Racial tension between blacks and Latinos may be a fact of life in some Los Angeles neighborhoods. But racial violence isn't.
Despite what you may have heard or read, it remains the case that the great majority of people who are murdered in the L.A. area are killed by someone of their own race.
This was the finding of a study by a team of UC Irvine scholars that was released earlier this year. It mirrored findings by The Times and accounts from detectives in the field. Last year, in the four Los Angeles police divisions with the highest homicide rates -- all places where blacks and Latinos share neighborhoods -- 90% of the homicides involved suspects and victims of the same race.
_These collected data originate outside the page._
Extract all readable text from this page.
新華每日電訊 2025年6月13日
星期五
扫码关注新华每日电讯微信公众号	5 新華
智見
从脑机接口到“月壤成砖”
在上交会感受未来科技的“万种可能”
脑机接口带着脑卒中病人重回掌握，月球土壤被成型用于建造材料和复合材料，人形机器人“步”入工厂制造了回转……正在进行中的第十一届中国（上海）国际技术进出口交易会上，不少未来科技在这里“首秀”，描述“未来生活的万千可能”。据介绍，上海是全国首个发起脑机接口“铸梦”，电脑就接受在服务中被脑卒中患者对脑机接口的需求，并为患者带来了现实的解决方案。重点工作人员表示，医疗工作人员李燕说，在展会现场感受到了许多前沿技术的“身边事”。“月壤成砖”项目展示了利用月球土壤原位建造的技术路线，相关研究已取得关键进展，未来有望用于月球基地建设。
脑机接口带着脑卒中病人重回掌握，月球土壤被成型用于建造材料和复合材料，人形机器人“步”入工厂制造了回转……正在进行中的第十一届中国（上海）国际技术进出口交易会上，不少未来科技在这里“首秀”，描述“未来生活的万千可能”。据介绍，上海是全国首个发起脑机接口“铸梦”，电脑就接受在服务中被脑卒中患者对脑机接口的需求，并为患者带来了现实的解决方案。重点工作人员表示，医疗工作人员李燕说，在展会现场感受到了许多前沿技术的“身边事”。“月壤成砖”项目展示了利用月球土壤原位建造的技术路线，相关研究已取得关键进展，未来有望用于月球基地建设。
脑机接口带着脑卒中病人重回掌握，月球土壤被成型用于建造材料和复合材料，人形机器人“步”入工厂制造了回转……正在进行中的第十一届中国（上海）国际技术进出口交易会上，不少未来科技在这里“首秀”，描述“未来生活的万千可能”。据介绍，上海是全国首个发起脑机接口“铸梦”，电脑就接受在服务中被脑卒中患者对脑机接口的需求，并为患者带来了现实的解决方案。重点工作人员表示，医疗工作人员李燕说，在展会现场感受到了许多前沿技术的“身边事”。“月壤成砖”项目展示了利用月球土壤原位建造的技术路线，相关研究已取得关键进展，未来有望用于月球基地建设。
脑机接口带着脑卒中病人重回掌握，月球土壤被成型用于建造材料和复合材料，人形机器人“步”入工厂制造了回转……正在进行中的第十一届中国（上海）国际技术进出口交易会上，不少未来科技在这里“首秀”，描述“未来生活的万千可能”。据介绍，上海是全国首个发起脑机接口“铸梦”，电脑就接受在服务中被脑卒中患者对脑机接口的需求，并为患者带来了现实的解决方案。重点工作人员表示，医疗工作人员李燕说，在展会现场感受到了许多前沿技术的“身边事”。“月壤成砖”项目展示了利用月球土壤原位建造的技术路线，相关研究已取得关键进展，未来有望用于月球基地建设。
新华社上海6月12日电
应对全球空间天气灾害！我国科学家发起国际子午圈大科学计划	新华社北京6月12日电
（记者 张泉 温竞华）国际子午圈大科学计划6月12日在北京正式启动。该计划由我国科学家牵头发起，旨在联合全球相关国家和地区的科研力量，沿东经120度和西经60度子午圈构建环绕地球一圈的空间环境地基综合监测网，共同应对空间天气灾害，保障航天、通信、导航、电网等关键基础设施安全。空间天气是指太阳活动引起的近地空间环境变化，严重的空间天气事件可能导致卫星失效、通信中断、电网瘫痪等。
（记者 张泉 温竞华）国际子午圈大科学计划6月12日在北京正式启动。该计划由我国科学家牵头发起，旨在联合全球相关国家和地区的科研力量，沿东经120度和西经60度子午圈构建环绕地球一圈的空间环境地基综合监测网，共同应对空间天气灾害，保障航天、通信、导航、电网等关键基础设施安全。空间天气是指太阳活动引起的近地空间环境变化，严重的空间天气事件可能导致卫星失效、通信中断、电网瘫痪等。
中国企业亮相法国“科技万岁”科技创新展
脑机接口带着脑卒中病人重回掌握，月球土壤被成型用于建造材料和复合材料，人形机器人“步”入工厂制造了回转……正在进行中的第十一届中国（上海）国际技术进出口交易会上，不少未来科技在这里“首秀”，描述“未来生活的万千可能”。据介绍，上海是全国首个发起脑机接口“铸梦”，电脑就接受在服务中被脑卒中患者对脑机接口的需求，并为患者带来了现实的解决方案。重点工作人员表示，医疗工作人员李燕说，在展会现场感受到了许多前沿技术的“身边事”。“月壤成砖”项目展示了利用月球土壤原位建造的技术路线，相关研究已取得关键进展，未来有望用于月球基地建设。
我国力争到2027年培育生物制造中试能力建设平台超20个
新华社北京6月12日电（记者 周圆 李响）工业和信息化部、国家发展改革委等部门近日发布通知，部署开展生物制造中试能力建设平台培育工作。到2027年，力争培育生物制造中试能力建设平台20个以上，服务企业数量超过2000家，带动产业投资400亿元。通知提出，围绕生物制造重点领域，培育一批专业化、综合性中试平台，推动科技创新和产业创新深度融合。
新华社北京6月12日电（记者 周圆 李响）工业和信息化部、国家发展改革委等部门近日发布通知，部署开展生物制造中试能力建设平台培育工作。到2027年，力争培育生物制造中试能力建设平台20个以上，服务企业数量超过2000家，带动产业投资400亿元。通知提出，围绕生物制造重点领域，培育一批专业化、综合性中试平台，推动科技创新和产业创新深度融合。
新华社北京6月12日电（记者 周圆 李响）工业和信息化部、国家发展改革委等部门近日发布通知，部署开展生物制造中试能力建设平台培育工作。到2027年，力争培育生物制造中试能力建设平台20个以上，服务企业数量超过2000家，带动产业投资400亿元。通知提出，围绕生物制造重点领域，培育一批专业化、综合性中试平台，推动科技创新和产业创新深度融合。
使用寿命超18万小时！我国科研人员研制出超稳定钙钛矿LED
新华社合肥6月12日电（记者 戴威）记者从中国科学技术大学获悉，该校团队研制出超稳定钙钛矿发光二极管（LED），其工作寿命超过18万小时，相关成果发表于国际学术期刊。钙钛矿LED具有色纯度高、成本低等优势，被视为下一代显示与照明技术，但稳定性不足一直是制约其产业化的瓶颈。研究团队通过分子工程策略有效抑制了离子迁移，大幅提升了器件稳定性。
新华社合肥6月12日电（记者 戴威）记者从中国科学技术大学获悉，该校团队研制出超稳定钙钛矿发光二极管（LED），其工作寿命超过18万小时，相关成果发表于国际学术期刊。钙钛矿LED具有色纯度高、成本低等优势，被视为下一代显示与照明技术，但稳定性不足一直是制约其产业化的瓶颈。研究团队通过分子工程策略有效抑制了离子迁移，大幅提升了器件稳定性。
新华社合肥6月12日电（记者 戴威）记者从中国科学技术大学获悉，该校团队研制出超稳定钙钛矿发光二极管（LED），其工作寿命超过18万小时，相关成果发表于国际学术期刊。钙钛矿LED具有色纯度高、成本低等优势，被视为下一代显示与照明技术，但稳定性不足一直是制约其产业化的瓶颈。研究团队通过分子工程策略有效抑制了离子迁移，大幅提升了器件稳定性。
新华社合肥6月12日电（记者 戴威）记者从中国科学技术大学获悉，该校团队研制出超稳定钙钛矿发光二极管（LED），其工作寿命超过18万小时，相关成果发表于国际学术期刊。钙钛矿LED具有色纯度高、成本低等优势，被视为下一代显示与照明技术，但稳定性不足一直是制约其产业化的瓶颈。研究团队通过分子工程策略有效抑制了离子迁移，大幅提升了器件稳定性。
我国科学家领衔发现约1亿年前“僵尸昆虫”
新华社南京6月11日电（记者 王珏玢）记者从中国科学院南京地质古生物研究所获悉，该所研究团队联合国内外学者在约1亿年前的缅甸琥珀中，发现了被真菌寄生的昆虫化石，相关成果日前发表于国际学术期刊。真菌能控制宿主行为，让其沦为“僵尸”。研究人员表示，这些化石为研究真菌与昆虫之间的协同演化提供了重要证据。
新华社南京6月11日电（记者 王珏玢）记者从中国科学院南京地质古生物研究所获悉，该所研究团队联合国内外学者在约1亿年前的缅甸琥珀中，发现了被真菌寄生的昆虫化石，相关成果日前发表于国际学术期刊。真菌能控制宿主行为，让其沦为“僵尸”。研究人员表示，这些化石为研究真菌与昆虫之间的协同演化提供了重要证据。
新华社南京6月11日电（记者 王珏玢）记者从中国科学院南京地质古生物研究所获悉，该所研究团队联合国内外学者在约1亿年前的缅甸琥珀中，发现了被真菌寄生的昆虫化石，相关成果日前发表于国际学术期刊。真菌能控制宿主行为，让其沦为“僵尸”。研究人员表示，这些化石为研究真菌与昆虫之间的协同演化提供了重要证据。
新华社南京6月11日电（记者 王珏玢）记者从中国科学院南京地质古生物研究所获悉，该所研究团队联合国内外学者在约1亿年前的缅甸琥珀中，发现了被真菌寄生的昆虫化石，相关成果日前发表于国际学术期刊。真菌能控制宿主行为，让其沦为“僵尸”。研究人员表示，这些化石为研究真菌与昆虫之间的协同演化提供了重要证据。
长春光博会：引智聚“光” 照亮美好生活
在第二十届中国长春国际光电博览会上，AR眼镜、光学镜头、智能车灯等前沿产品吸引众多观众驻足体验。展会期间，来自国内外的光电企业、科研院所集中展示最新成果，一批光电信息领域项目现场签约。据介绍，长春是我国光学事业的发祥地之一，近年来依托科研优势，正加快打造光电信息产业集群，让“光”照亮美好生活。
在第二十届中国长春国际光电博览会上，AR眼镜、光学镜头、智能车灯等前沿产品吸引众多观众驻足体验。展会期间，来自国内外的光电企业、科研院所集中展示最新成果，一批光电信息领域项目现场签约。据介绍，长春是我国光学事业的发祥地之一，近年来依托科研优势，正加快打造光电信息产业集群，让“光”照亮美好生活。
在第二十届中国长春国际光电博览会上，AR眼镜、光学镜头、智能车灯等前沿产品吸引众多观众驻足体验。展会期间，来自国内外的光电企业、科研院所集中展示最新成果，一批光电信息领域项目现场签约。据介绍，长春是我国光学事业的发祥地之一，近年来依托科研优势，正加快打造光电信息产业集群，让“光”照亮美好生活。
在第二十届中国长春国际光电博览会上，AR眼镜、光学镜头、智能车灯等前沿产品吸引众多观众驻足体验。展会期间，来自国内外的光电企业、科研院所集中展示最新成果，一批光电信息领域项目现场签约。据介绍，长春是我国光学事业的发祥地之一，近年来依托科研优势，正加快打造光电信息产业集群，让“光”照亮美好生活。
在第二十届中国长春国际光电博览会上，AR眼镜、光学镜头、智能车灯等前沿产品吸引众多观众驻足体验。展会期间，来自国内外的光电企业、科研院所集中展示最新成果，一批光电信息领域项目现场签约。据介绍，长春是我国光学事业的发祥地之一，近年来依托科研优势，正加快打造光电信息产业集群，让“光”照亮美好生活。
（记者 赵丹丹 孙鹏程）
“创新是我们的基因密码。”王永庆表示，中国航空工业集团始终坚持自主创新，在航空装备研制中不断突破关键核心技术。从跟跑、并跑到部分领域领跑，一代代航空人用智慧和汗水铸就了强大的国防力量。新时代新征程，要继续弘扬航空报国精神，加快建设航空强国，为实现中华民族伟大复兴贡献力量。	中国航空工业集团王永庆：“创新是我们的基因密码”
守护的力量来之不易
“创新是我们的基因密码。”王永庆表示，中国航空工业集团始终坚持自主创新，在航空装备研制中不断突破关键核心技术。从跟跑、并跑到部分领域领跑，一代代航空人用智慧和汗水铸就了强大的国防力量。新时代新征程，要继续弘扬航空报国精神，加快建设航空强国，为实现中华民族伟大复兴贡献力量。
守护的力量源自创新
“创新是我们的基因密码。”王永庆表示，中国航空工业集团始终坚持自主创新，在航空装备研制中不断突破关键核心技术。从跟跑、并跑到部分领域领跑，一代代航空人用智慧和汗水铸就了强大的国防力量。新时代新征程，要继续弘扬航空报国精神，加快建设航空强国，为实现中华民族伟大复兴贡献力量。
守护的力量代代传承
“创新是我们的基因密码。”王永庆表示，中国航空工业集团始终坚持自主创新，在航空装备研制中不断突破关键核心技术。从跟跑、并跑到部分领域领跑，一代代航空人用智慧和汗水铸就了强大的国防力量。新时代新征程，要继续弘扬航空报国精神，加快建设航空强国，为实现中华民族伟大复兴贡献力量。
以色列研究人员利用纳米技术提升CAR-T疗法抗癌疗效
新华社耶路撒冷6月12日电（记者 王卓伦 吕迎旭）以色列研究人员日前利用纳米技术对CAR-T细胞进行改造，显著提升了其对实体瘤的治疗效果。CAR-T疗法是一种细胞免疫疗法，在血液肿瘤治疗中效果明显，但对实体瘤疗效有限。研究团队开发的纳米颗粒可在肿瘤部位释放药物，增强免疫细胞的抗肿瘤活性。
This year, a random sample of 212 homicides in Los Angeles, Inglewood, Long Beach and portions of L.A. County yielded a similar result: About 87% of Latinos and blacks who were killed were murdered by suspects of their own race.
The real news story is that there is no news story -- or at least no clear trend of cross-racial murders.
This is surprising. L.A.'s Latinos and blacks have ample opportunity to kill each other if they want to. In huge swaths of the county, they are integrated block by block, house by house. Many of the places with the highest homicide rates also have the greatest degree of racial mixing, with blacks and Latinos present in roughly equal numbers.
Take Watts. The neighborhood is split about 60% Latino, 40% black. But so far this year, just one of the area's 37 killings is confirmed to have crossed racial lines. Why?
This is the kind of question that we don't ask enough about homicide. Dazzled by trend stories, seduced by endless suggestions of some new menace on the horizon, we overlook the old boring truths that tell us the most. This one tells us that homicide is more about intimacy than it is about opportunity. Relationships and interdependence -- not just proximity -- are preconditions for its occurrence.
There are, of course, some purely predatory homicides. (A number of cross-racial killings this year, for example, have been robbery-murders.) But a majority of killings are less about predation than they are about people interacting
Most homicides involve the most basic human conflicts. Even the ones we call "gang homicides" tend to stem from arguments about women, money, insults, peer-group status, unredressed grief or business dealings gone wrong. There's no more murderous situation than one that involves an attractive woman or a party. Homicide in L.A. remains primarily intra-racial because blacks and Latinos still tend to mostly mix with members of their own groups.